Area of the Antarctic mainland, coordinates ca. 77°S 30°W. Coats Land lies at the south-east end of the Weddell Sea and is therefore the southernmost coast of the Atlantic Ocean, although its southern shore (and, in fact, most of it) marks the edge of a permanent ice shelf and is not directly approachable by sea. It's also the easternmost reach of the Transantarctic Mountain range.
While there are no clear borders in Antarctica, Coats Land can be roughly defined as bordering Queen Maud Land to the east, the Shackleton Range to the south, the Filchner ice shelf to the south-west and the Weddell Sea to the north-west. It was named by expedition leader William Spiers Bruce after James and Andrew Coats who provided and outfitted the ship for the Scottish National Antarctic Expedition of 1902/4.

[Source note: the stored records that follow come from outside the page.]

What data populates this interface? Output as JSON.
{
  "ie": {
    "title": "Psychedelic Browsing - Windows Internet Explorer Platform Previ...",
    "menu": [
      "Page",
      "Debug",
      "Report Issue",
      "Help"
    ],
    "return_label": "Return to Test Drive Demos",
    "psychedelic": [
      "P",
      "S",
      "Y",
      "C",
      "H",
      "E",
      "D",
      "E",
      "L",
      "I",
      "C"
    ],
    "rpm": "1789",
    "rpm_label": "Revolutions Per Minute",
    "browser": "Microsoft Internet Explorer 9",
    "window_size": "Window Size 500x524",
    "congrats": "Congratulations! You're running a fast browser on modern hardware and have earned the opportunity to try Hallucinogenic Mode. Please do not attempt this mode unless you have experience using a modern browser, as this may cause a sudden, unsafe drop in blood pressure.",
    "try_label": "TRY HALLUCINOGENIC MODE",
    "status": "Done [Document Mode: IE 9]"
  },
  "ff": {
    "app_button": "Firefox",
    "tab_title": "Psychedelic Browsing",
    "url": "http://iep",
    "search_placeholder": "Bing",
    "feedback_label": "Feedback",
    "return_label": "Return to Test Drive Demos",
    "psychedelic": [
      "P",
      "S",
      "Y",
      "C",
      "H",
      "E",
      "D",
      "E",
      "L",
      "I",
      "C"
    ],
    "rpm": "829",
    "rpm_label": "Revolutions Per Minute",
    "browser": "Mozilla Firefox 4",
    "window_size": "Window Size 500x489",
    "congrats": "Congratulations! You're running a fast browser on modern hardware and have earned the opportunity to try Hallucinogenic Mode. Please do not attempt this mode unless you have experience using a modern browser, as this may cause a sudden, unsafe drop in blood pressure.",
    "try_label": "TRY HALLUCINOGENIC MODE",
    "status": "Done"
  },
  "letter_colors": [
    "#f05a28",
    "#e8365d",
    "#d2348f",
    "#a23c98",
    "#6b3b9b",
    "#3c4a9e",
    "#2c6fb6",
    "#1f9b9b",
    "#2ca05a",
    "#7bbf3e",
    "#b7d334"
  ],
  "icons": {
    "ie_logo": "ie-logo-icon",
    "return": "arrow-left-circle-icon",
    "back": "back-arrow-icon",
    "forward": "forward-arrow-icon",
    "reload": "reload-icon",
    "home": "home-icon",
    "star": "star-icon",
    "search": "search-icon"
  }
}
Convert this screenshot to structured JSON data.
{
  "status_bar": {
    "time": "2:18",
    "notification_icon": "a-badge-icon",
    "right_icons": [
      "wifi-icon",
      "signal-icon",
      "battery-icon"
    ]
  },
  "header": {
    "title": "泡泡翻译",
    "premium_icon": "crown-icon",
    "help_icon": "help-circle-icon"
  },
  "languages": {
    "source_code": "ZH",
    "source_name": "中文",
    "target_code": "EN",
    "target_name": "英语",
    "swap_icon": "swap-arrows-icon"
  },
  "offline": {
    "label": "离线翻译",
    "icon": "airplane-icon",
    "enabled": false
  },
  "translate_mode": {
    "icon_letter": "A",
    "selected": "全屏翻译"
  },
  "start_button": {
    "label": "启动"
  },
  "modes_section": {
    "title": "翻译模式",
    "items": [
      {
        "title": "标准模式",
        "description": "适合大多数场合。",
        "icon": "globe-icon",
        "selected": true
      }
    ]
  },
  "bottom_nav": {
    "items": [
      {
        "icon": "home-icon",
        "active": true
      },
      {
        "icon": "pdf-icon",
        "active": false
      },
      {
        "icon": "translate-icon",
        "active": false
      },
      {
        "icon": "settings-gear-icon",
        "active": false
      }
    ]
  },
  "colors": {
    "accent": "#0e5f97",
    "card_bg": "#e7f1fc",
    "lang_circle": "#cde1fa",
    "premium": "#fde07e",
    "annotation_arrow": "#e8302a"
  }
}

It was first sighted by the Scottish expedition in 1903 since no one had managed to reach 74°S in the Weddell Sea since Weddell himself eighty years earlier. It was Shackleton's landing target for his failed transantarctic expedition of 1914. In the end it was the only part of the land they wanted to cross that the crew of the Endurance actually saw. It was further explored by Norwegian Hjalmar Riiser-Larsen in 1930. It hosts one permanent research station, the General Belgrano II operated by Argentina.